Former NYC Mayor Bill de Blasio quits congressional race and electoral politics

"It's clear the people of #NY10 are looking for another option," said the former city leader.
Bill de Blasio coronavirus presser

Former New York City Democrat Mayor Bill de Blasio says he's exited the state's super-competitive House Democrat primary – and his career in electoral politics. 

In a Tuesday tweet, the former mayor and current Park Slope, Brooklyn, resident said he was withdrawing from a crowded primary field to represent the state's 10th congressional district.

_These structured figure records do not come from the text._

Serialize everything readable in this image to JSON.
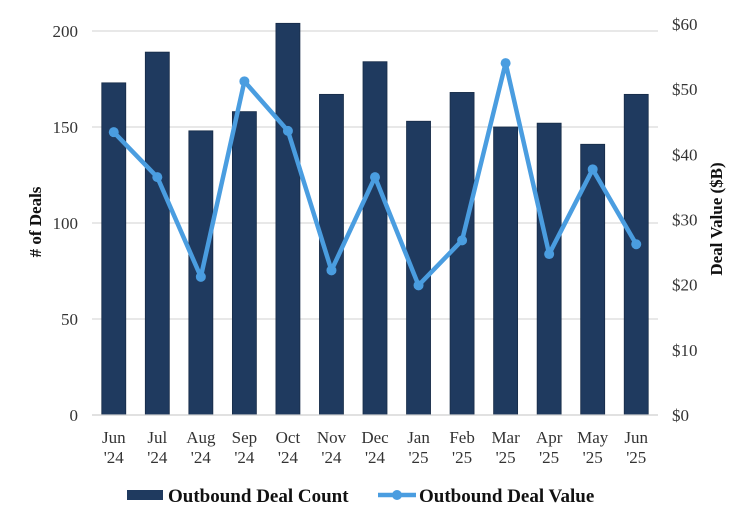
{
  "chart_data": {
    "type": "bar+line",
    "title": "",
    "categories": [
      [
        "Jun",
        "'24"
      ],
      [
        "Jul",
        "'24"
      ],
      [
        "Aug",
        "'24"
      ],
      [
        "Sep",
        "'24"
      ],
      [
        "Oct",
        "'24"
      ],
      [
        "Nov",
        "'24"
      ],
      [
        "Dec",
        "'24"
      ],
      [
        "Jan",
        "'25"
      ],
      [
        "Feb",
        "'25"
      ],
      [
        "Mar",
        "'25"
      ],
      [
        "Apr",
        "'25"
      ],
      [
        "May",
        "'25"
      ],
      [
        "Jun",
        "'25"
      ]
    ],
    "series": [
      {
        "name": "Outbound Deal Count",
        "type": "bar",
        "axis": "left",
        "color": "#1f3a5f",
        "values": [
          173,
          189,
          148,
          158,
          204,
          167,
          184,
          153,
          168,
          150,
          152,
          141,
          167
        ]
      },
      {
        "name": "Outbound Deal Value",
        "type": "line",
        "axis": "right",
        "color": "#4a9de0",
        "values": [
          43.4,
          36.5,
          21.2,
          51.2,
          43.6,
          22.2,
          36.5,
          19.9,
          26.8,
          54.0,
          24.7,
          37.7,
          26.2
        ]
      }
    ],
    "y_left": {
      "label": "# of Deals",
      "range": [
        0,
        200
      ],
      "ticks": [
        0,
        50,
        100,
        150,
        200
      ],
      "tick_labels": [
        "0",
        "50",
        "100",
        "150",
        "200"
      ]
    },
    "y_right": {
      "label": "Deal Value ($B)",
      "range": [
        0,
        60
      ],
      "ticks": [
        0,
        10,
        20,
        30,
        40,
        50,
        60
      ],
      "tick_labels": [
        "$0",
        "$10",
        "$20",
        "$30",
        "$40",
        "$50",
        "$60"
      ]
    },
    "grid": true,
    "legend": {
      "position": "bottom",
      "items": [
        {
          "label": "Outbound Deal Count",
          "marker": "bar"
        },
        {
          "label": "Outbound Deal Value",
          "marker": "line-dot"
        }
      ]
    }
  }
}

"It's clear the people of #NY10 are looking for another option and I respect that," he tweeted. "Time for me to leave electoral politics and focus on other ways to serve. I am really grateful for all the people I met, the stories I heard and the many good souls who helped out."

Previously, de Blasio ran for president in 2019 and toyed with the idea of a run at the governorship before announcing his bid for Congress..

Neal Kwatra, a campaign adviser to the former mayor, whose approval rating hovered around 37% toward the end of his mayoral term, told Politico "there was a cognitive dissonance with what we were seeing on the campaign trail and in the streets and what we were finding in the research." 

According to a recent poll, just 5% of likely primary voters supported de Blasio.

The crowded Democratic primary field for the district that encapsulates a swath of Lower Manhattan and the Park Slope area of Brooklyn, is populated by the likes of City Council Member Carlina Rivera (who is currently leading the pack with 15% of support), Assembly members Yuh-Line Niou and Jo Anne Simon, Dan Goldman, a former federal prosecutor, and U.S. Rep. Mondaire Jones, who was pushed out of the district he currently represents by DCCC chairman Rep. Sean Patrick Maloney.